I actually did write this out in longhand with my Cross pen circa 1985 (75 percent off when I bought it), which I carried and wrote with through Afghanistan, Iraq, and Kuwait. My article was barely legible to me, and if I scanned it, it’s too small to post, so I had to resort to the word processor.
When I was young, most cities had one or more newspapers. Toledo was ahead of its time, with two newspapers owned by the same company and printed on the same printing presses–much like many cities see today. The owner supposedly said that the biggest news was the Dempsey-Tunney boxing match of 1919 and if he had his way, it would stay the biggest news.

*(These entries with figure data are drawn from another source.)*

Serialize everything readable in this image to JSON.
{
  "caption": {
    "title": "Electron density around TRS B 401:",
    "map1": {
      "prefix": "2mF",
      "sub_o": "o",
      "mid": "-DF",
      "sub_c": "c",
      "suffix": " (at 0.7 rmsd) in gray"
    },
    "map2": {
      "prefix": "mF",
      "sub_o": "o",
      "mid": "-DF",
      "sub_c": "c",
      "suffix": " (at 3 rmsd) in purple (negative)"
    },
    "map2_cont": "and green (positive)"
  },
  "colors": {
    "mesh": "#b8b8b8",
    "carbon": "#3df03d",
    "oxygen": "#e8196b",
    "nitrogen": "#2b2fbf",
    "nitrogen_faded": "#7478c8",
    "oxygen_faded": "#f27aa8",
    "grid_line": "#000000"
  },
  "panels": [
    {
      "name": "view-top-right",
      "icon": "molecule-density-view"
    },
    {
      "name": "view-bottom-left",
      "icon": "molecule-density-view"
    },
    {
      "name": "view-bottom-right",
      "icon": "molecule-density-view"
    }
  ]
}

In any case, most newspapers published one major edition each day. Unlike in the movies, the editor screaming “Stop the presses!” was rare, as was newsboys in ill-fitting clothes and funny caps yelling, “Extra! Extra! Read all about it!.” There may have been an extra edition when President Kennedy was assassinated, but since that was early afternoon, it’s unlikely. The evening news was a half-hour (including commercials), as was the 11:00 PM news.
Today, we are bombarded 24 hours a day, seven days a week, 365 days a year on multiple channels, news feeds, social media, etc., much of which is intended to draw you to click-bait, sell you hemorrhoid medicine, or miracle cures for erectile dysfunction. It’s all BREAKING NEWS that’s JUST IN.
I think the old style was better, thank you–one newspaper and 30 minute news programs.